A autora é Lucía Alejandre Javier, engenheira agrônoma e missionária da Comunidade Missionária de Villaregia com sede em Texoco (México) que, após professar os primeiros votos em junho, passou um mês conosco na missão que estamos desenvolvendo em San Juan de la Maguana.
(de Lucía Alejandre Javier)
A Organização das Nações Unidas para a Alimentação e a Agricultura (FAO) publica anualmente o relatório sobre o estado da segurança alimentar e da nutrição no mundo. No relatório referente a 2025, destaca-se como a alta inflação reduziu o poder de compra em numerosos países e, sobretudo entre as populações de baixa renda, comprometeu o acesso a uma alimentação saudável.
Na República Dominicana, a prevalência da insegurança alimentar moderada ou grave atinge 43,8% da população total. Por esse motivo, são de fundamental importância os projetos destinados a incentivar a adoção de tecnologias que promovam o acesso a uma alimentação equilibrada e economicamente sustentável.
Há pouco mais de um ano, a Comunidade Missionária de Villaregia, juntamente com a Fundação para o Desenvolvimento das Províncias de Azua, San Juan e Elías Piña (FUNDASEP, da diocese de San Juan de la Maguana), promove a implantação de hortas familiares.
As hortas são espaços de cerca de 30 m², situados perto das casas, para que homens e mulheres possam cuidar delas no âmbito de suas atividades cotidianas. Nessas hortas, contudo, não se cultivam apenas berinjelas, tomates, cebolas, beterrabas e cenouras; cultivam-se também relacionamentos e fortalece-se a comunidade.
Por meio dos encontros com os participantes do projeto, realizam-se as atividades de capacitação, promove-se o apoio mútuo e estimula-se a troca de experiências e conhecimentos entre aqueles que têm maior vivência.

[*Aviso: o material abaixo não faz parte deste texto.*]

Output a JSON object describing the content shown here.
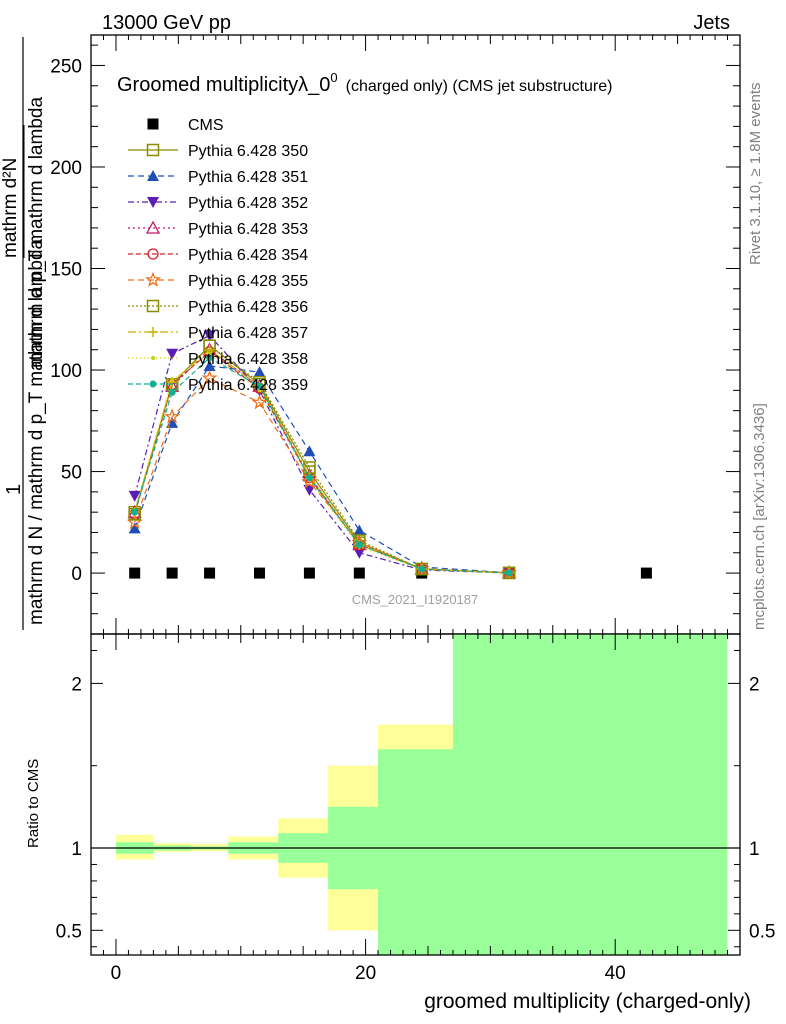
{
  "header": {
    "left": "13000 GeV pp",
    "right": "Jets"
  },
  "side": {
    "rivet": "Rivet 3.1.10, ≥ 1.8M events",
    "mcplots": "mcplots.cern.ch [arXiv:1306.3436]"
  },
  "watermark": "CMS_2021_I1920187",
  "chart_data": [
    {
      "type": "line",
      "title": "Groomed multiplicity",
      "title_lambda": "λ_0",
      "title_sup": "0",
      "title_suffix": "(charged only) (CMS jet substructure)",
      "ylabel_prefactor": "1",
      "ylabel_denominator": "mathrm d N / mathrm d p_T mathrm d lambda",
      "ylabel_top": "mathrm d²N",
      "ylabel_top2": "mathrm d p_T mathrm d lambda",
      "ylim": [
        -30,
        265
      ],
      "xlim": [
        -2,
        50
      ],
      "yticks": [
        0,
        50,
        100,
        150,
        200,
        250
      ],
      "yticklabels": [
        "0",
        "50",
        "100",
        "150",
        "200",
        "250"
      ],
      "x": [
        1.5,
        4.5,
        7.5,
        11.5,
        15.5,
        19.5,
        24.5,
        31.5,
        42.5
      ],
      "series": [
        {
          "name": "CMS",
          "marker": "square-filled",
          "color": "#000000",
          "dash": "none",
          "values": [
            0,
            0,
            0,
            0,
            0,
            0,
            0,
            0,
            0
          ]
        },
        {
          "name": "Pythia 6.428 350",
          "marker": "square-open",
          "color": "#8b8b00",
          "dash": "solid",
          "values": [
            30,
            93,
            112,
            93,
            50,
            15,
            2,
            0.1,
            null
          ]
        },
        {
          "name": "Pythia 6.428 351",
          "marker": "triangle-up-filled",
          "color": "#1f4fb4",
          "dash": "6,4",
          "values": [
            22,
            74,
            102,
            99,
            60,
            21,
            3,
            0.2,
            null
          ]
        },
        {
          "name": "Pythia 6.428 352",
          "marker": "triangle-down-filled",
          "color": "#5a1eb4",
          "dash": "6,3,2,3",
          "values": [
            38,
            108,
            117,
            90,
            41,
            10,
            1.5,
            0.05,
            null
          ]
        },
        {
          "name": "Pythia 6.428 353",
          "marker": "triangle-up-open",
          "color": "#c0186c",
          "dash": "2,3",
          "values": [
            30,
            92,
            110,
            92,
            48,
            14,
            2,
            0.1,
            null
          ]
        },
        {
          "name": "Pythia 6.428 354",
          "marker": "circle-open",
          "color": "#d2222a",
          "dash": "5,3",
          "values": [
            29,
            93,
            109,
            91,
            47,
            14,
            2,
            0.1,
            null
          ]
        },
        {
          "name": "Pythia 6.428 355",
          "marker": "star-open",
          "color": "#f07018",
          "dash": "6,4",
          "values": [
            25,
            77,
            96,
            84,
            45,
            15,
            2.2,
            0.1,
            null
          ]
        },
        {
          "name": "Pythia 6.428 356",
          "marker": "square-open",
          "color": "#8b8b00",
          "dash": "2,2",
          "values": [
            29,
            93,
            112,
            94,
            52,
            16,
            2,
            0.1,
            null
          ]
        },
        {
          "name": "Pythia 6.428 357",
          "marker": "plus",
          "color": "#cdb000",
          "dash": "8,3,2,3",
          "values": [
            30,
            94,
            110,
            92,
            48,
            14,
            2,
            0.1,
            null
          ]
        },
        {
          "name": "Pythia 6.428 358",
          "marker": "dot",
          "color": "#c8d000",
          "dash": "1,3",
          "values": [
            31,
            95,
            108,
            90,
            46,
            13,
            1.8,
            0.1,
            null
          ]
        },
        {
          "name": "Pythia 6.428 359",
          "marker": "circle-filled-small",
          "color": "#10b090",
          "dash": "5,3",
          "values": [
            30,
            89,
            106,
            92,
            47,
            14,
            2,
            0.1,
            null
          ]
        }
      ]
    },
    {
      "type": "area",
      "ylabel": "Ratio to CMS",
      "xlabel": "groomed multiplicity (charged-only)",
      "ylim": [
        0.35,
        2.3
      ],
      "xlim": [
        -2,
        50
      ],
      "xticks": [
        0,
        20,
        40
      ],
      "xticklabels": [
        "0",
        "20",
        "40"
      ],
      "yticks": [
        0.5,
        1,
        2
      ],
      "yticklabels": [
        "0.5",
        "1",
        "2"
      ],
      "reference_line": 1,
      "bins": [
        {
          "x0": 0,
          "x1": 3,
          "yellow": [
            0.93,
            1.08
          ],
          "green": [
            0.965,
            1.035
          ]
        },
        {
          "x0": 3,
          "x1": 6,
          "yellow": [
            0.975,
            1.03
          ],
          "green": [
            0.985,
            1.015
          ]
        },
        {
          "x0": 6,
          "x1": 9,
          "yellow": [
            0.98,
            1.025
          ],
          "green": [
            0.99,
            1.01
          ]
        },
        {
          "x0": 9,
          "x1": 13,
          "yellow": [
            0.93,
            1.07
          ],
          "green": [
            0.965,
            1.035
          ]
        },
        {
          "x0": 13,
          "x1": 17,
          "yellow": [
            0.82,
            1.18
          ],
          "green": [
            0.91,
            1.09
          ]
        },
        {
          "x0": 17,
          "x1": 21,
          "yellow": [
            0.5,
            1.5
          ],
          "green": [
            0.75,
            1.25
          ]
        },
        {
          "x0": 21,
          "x1": 27,
          "yellow": [
            0.35,
            1.75
          ],
          "green": [
            0.35,
            1.6
          ]
        },
        {
          "x0": 27,
          "x1": 49,
          "yellow": [
            0.35,
            2.3
          ],
          "green": [
            0.35,
            2.3
          ]
        }
      ],
      "colors": {
        "yellow": "#ffff99",
        "green": "#99ff99"
      }
    }
  ]
}
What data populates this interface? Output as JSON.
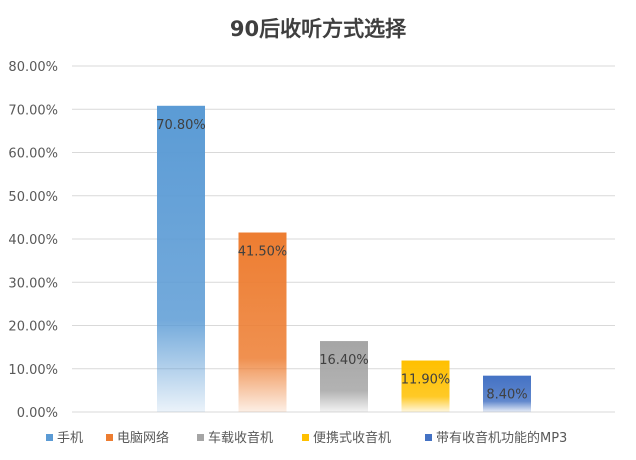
{
  "chart_data": {
    "type": "bar",
    "title": "90后收听方式选择",
    "categories": [
      "手机",
      "电脑网络",
      "车载收音机",
      "便携式收音机",
      "带有收音机功能的MP3"
    ],
    "values": [
      70.8,
      41.5,
      16.4,
      11.9,
      8.4
    ],
    "data_labels": [
      "70.80%",
      "41.50%",
      "16.40%",
      "11.90%",
      "8.40%"
    ],
    "colors": [
      "#5b9bd5",
      "#ed7d31",
      "#a5a5a5",
      "#ffc000",
      "#4472c4"
    ],
    "ylim": [
      0,
      80
    ],
    "yticks": [
      0,
      10,
      20,
      30,
      40,
      50,
      60,
      70,
      80
    ],
    "ytick_labels": [
      "0.00%",
      "10.00%",
      "20.00%",
      "30.00%",
      "40.00%",
      "50.00%",
      "60.00%",
      "70.00%",
      "80.00%"
    ],
    "grid": true,
    "legend_position": "bottom",
    "xlabel": "",
    "ylabel": ""
  }
}
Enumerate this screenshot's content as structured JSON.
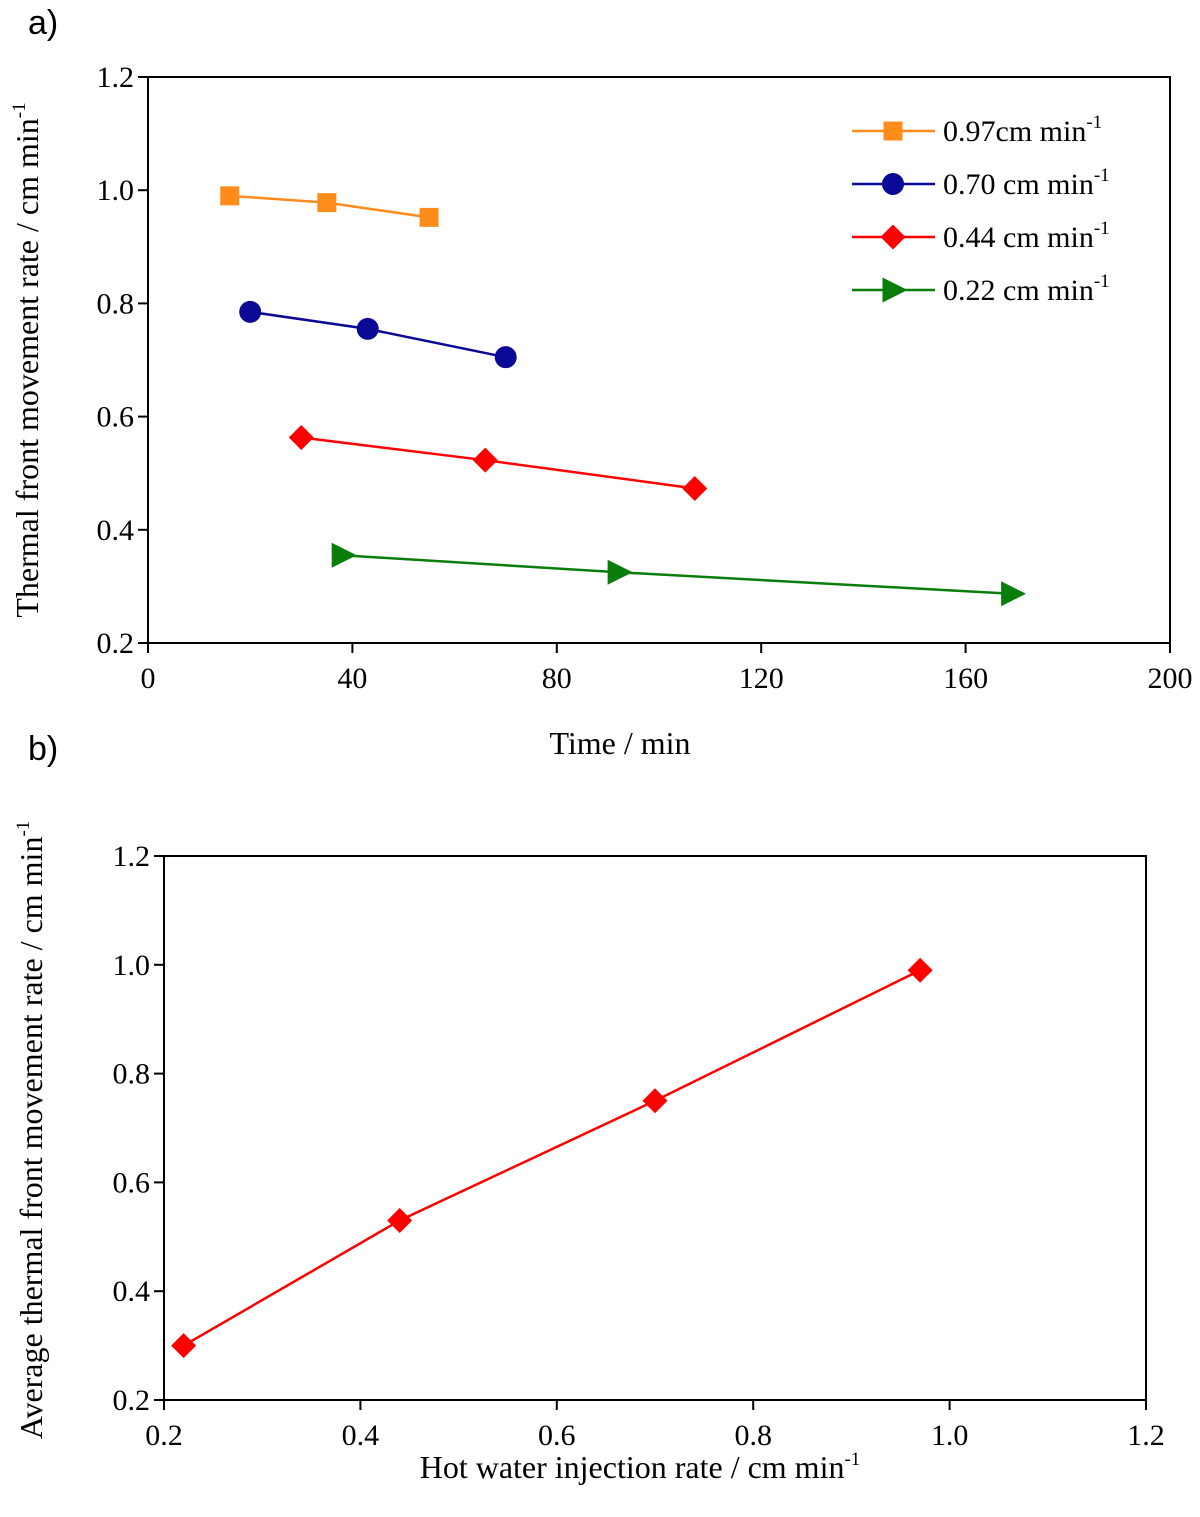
{
  "chart_data": [
    {
      "id": "a",
      "panel_label": "a)",
      "type": "line",
      "xlabel": "Time / min",
      "ylabel_main": "Thermal front movement rate / cm min",
      "ylabel_sup": "-1",
      "xlim": [
        0,
        200
      ],
      "ylim": [
        0.2,
        1.2
      ],
      "xticks": [
        "0",
        "40",
        "80",
        "120",
        "160",
        "200"
      ],
      "xtick_values": [
        0,
        40,
        80,
        120,
        160,
        200
      ],
      "yticks": [
        "0.2",
        "0.4",
        "0.6",
        "0.8",
        "1.0",
        "1.2"
      ],
      "ytick_values": [
        0.2,
        0.4,
        0.6,
        0.8,
        1.0,
        1.2
      ],
      "grid": false,
      "legend_position": "top-right",
      "series": [
        {
          "name": "0.97cm min",
          "sup": "-1",
          "color": "#FF8C1A",
          "marker": "square",
          "x": [
            16,
            35,
            55
          ],
          "y": [
            0.99,
            0.978,
            0.952
          ]
        },
        {
          "name": "0.70 cm min",
          "sup": "-1",
          "color": "#0A0A96",
          "marker": "circle",
          "x": [
            20,
            43,
            70
          ],
          "y": [
            0.785,
            0.755,
            0.705
          ]
        },
        {
          "name": "0.44 cm min",
          "sup": "-1",
          "color": "#FF0000",
          "marker": "diamond",
          "x": [
            30,
            66,
            107
          ],
          "y": [
            0.563,
            0.523,
            0.473
          ]
        },
        {
          "name": "0.22 cm min",
          "sup": "-1",
          "color": "#0A7D0A",
          "marker": "triangle-right",
          "x": [
            38,
            92,
            169
          ],
          "y": [
            0.355,
            0.325,
            0.287
          ]
        }
      ]
    },
    {
      "id": "b",
      "panel_label": "b)",
      "type": "line",
      "xlabel_main": "Hot water injection rate  / cm min",
      "xlabel_sup": "-1",
      "ylabel_main": "Average thermal front movement rate / cm min",
      "ylabel_sup": "-1",
      "xlim": [
        0.2,
        1.2
      ],
      "ylim": [
        0.2,
        1.2
      ],
      "xticks": [
        "0.2",
        "0.4",
        "0.6",
        "0.8",
        "1.0",
        "1.2"
      ],
      "xtick_values": [
        0.2,
        0.4,
        0.6,
        0.8,
        1.0,
        1.2
      ],
      "yticks": [
        "0.2",
        "0.4",
        "0.6",
        "0.8",
        "1.0",
        "1.2"
      ],
      "ytick_values": [
        0.2,
        0.4,
        0.6,
        0.8,
        1.0,
        1.2
      ],
      "grid": false,
      "series": [
        {
          "name": "Average thermal front movement rate",
          "color": "#FF0000",
          "marker": "diamond",
          "x": [
            0.22,
            0.44,
            0.7,
            0.97
          ],
          "y": [
            0.3,
            0.53,
            0.75,
            0.99
          ]
        }
      ]
    }
  ]
}
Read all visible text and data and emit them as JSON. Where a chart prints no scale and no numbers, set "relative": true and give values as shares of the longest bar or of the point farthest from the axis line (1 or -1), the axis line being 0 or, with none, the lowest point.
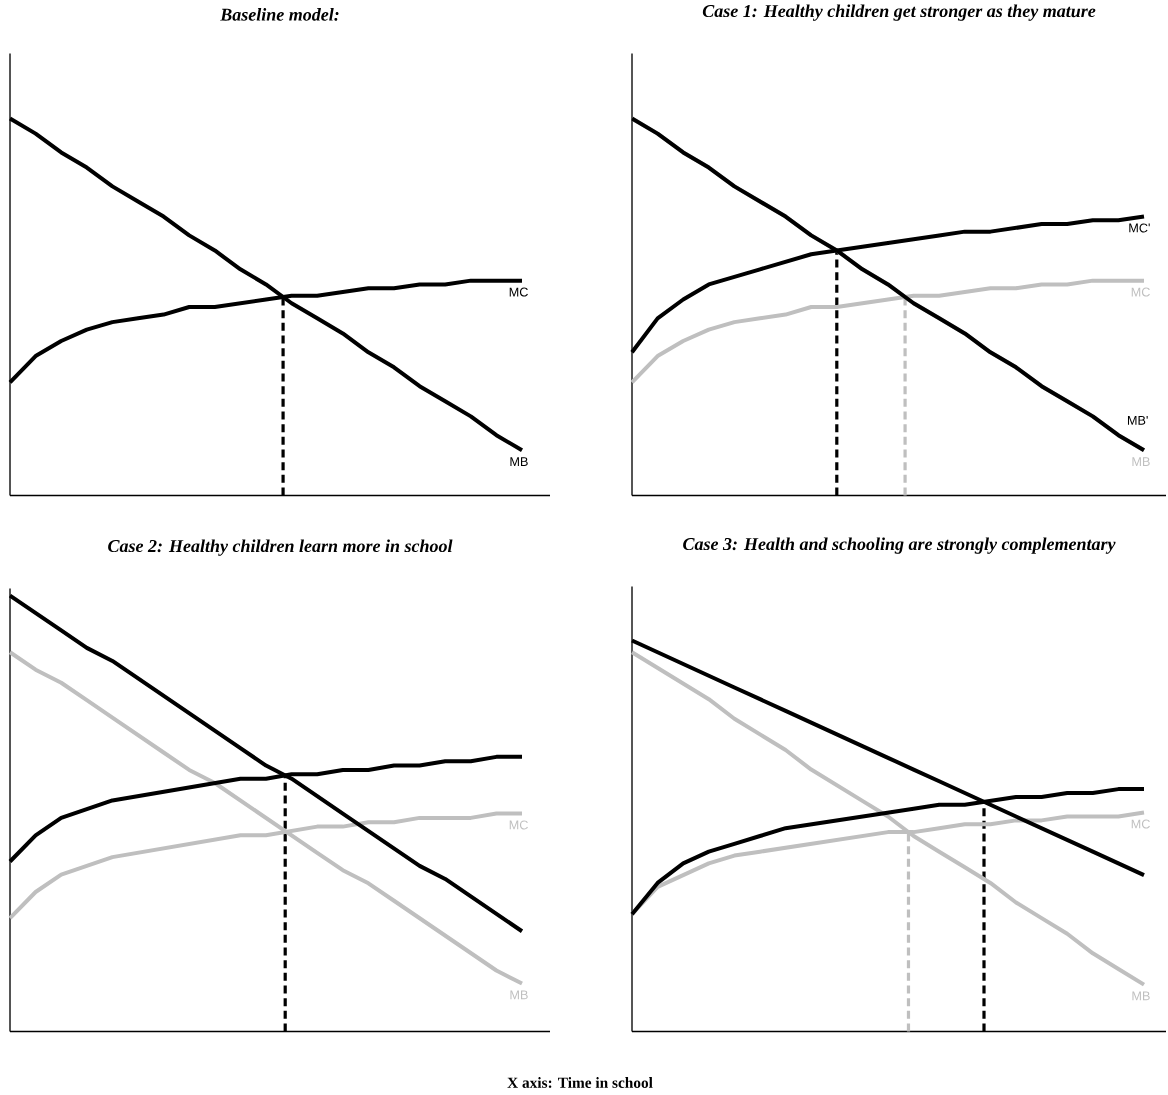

O projeto representa também um motivo de grande satisfação para quem realiza as atividades de formação. A engenheira agrônoma Odrys nos conta:
«Ofereceram-me outros trabalhos, nos quais talvez eu ganhasse um pouco mais, mas não trocaria a alegria de ver crescer as pessoas que apoiamos por meio dos projetos agroalimentares nas províncias mais pobres da minha região».
Graças ao conhecimento científico e prático de formadoras como Odrys, aliado à sua profunda sensibilidade humana, o projeto se torna uma referência para a introdução progressiva de práticas de produção de hortaliças e de diversificação de cultivos. Essas práticas podem contribuir para melhorar a qualidade da alimentação das famílias, garantindo o acesso a alimentos variados e nutritivos a baixo custo.
Embora as hortas tenham uma extensão pequena, constituem uma grande rede de valores que, aos poucos e graças ao testemunho dos participantes, se torna a semente de uma experiência que contribui para fortalecer a segurança alimentar do «celeiro do Sul».